A local source, speaking to SABA, affirmed that local popular committees and tribal forces are coordinating with the government troop surge in the southern Abyan and Shabwa provinces.

The operation initially experienced a setback with AQAP fighters ambushing a military convoy and killing at least 15 soldiers, but central government forces have succeeded in confronting militant forces and recapturing territory previously held by AQAP forces.

Local media reported that Yemeni troops are focusing their attention on the towns of Lawdar, Mahfad and Ahwar in Abyan and the city of Azzam in Shabwa, all areas that had once been viewed as AQAP strongholds.

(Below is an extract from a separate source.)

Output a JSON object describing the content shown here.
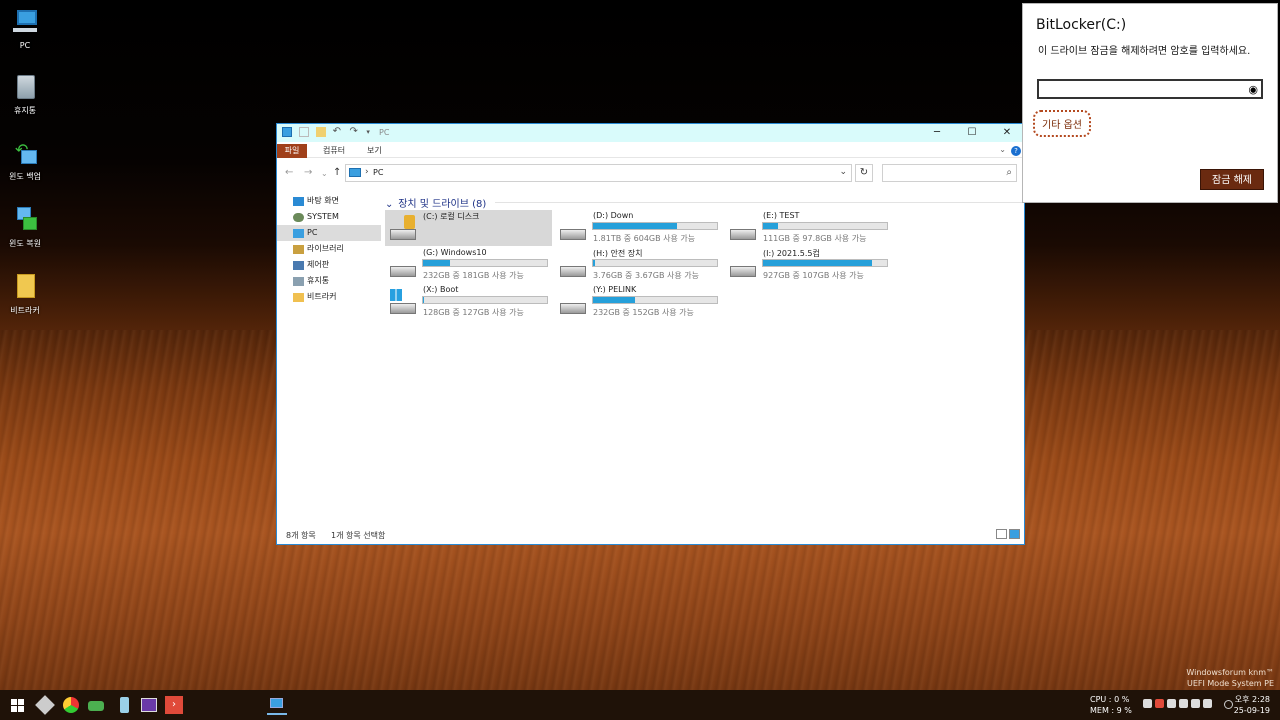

The death of the Uzbekistan national and senior AQAP figure on Thursday comes after Yemeni President Abd Rabbuh Mansur Hadi claimed earlier this week that 70 percent of AQAP fighters were non-Yemeni nationals. “These foreigners don’t care if the country is destroyed,” SABA quoted the president as saying.

AQAP responded to the president’s remarks on Friday, denying the claim regarding foreign fighters, according to SITE Intelligence Group.

“The vast majority of the mujahideen are from the sons of this Muslim country, where they were brought together by the brotherhood of faith, and they, with grace from Allah, are rooted in their tribes and among their Muslim brothers,” AQAP said in a statement, translated by SITE, which monitors radical websites.